Бежать решил напролом.
Днем. Неожиданно чтоб. Бушлат — на первый ряд колючки и дальше — доску над запреткой. Пусть застрелят. Плевать. Человек так жить не должен.
Спас ангел по имени Флюорография.
Очаги на легких. Начальная форма.
Межобластная тюремная больница. Непосредственно в Питере. Семиэтажный корпус на Малой Неве.
Просто выпрыгнул из единственного окна ординаторской на шестом этаже. Никто бы и представить не мог. Безумие. Со сломанной в двух местах ногой уполз по неохраняемой запретке в город.
Никому не нужный, никем не замеченный, полз ночью по асфальту Петроградской стороны. «Как Мересьев» — скалился Славка, стерши в кровь кожу на ладонях, на груди, на коленях, подбирая влажные окурки, чиркая спичками и пожирая дым.

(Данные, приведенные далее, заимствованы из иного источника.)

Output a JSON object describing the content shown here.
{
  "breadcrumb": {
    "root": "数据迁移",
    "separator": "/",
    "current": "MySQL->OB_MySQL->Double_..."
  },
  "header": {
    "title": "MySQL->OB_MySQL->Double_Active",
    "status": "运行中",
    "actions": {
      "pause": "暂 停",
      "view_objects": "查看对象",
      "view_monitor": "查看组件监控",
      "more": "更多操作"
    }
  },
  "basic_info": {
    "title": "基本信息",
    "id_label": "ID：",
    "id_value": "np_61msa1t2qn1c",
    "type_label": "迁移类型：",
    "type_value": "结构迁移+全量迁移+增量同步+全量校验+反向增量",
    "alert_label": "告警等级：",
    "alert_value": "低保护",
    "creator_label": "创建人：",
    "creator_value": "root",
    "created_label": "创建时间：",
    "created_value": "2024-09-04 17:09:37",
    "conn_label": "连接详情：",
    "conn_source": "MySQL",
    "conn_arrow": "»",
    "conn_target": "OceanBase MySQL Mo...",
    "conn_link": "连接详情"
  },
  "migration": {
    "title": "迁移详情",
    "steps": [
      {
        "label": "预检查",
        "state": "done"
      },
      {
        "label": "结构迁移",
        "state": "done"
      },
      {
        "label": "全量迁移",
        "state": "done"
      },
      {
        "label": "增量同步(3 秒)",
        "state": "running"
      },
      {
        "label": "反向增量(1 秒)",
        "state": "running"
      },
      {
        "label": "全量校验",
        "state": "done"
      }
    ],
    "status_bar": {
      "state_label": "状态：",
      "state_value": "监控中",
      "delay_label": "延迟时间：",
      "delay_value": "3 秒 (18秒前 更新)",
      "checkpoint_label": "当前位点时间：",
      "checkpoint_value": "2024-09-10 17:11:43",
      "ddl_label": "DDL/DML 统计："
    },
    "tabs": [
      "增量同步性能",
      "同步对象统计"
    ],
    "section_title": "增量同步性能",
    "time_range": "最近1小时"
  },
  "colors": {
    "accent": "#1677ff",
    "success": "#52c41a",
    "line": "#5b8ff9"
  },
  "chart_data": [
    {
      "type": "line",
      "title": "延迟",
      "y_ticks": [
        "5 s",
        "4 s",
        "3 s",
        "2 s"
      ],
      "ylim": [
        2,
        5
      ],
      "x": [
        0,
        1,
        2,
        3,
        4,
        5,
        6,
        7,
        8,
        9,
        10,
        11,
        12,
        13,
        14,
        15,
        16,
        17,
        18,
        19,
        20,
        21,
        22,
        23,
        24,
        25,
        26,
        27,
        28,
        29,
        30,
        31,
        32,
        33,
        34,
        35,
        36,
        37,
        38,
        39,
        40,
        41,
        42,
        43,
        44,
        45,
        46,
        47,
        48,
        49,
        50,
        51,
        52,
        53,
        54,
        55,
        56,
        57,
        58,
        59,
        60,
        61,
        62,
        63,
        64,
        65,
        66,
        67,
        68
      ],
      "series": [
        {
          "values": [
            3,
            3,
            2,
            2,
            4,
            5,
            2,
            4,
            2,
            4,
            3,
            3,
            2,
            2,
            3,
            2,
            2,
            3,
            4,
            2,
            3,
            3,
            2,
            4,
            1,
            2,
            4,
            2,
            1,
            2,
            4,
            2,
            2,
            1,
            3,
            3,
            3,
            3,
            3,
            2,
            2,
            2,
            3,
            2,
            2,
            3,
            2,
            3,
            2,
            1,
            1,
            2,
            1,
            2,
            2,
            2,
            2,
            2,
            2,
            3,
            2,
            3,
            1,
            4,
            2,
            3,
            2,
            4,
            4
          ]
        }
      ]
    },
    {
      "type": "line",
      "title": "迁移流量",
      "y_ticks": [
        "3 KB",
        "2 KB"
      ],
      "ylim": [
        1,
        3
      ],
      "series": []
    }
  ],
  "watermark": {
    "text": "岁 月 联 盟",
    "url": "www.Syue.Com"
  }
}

Подобрали хиппари. Художники. Митьки.
Не сдали.
Отхаживала девушка по имени Злата. Грустная, белая, флегматичная, русоволосая, с пухлыми губами и черной точкой родинки над левым розовым соском.
Обезболивая, она вмазала его густой черняшкой, игольчатым кодеинистым сезонным маком.
Он расплакался от моментального счастья, от отступившей боли, от бесчувствия души, от тонких нервных девичьих пальцев, от забытой могилы матери, от мира, который оскален, от счастья жизни, просто — как спасенное животное.
Его первые и последние слезы.
Она надела ему наушники и поставила «Doors».
Отчего-то в музыку врывались странные шумы: ему слышался шелест листвы, осенней листвы, и он знал наверняка, что так шумит городской тополь.
Ее рука, ее руки у него, на нем — везде.
И Моррисон с того света: «Shi Live’s on Love street…» или что-то в этом роде.
Мир перевернулся дважды.
Нога срослась коряво.
Вечная хромота.
Теперь его зовут Булавчик Константин Андреевич. Ему все равно, что написано в паспорте. Это уже четвертый паспорт. Но для Златы он по прежнему — Вячеслав. Или проще — Чеслав. Так ей нравится.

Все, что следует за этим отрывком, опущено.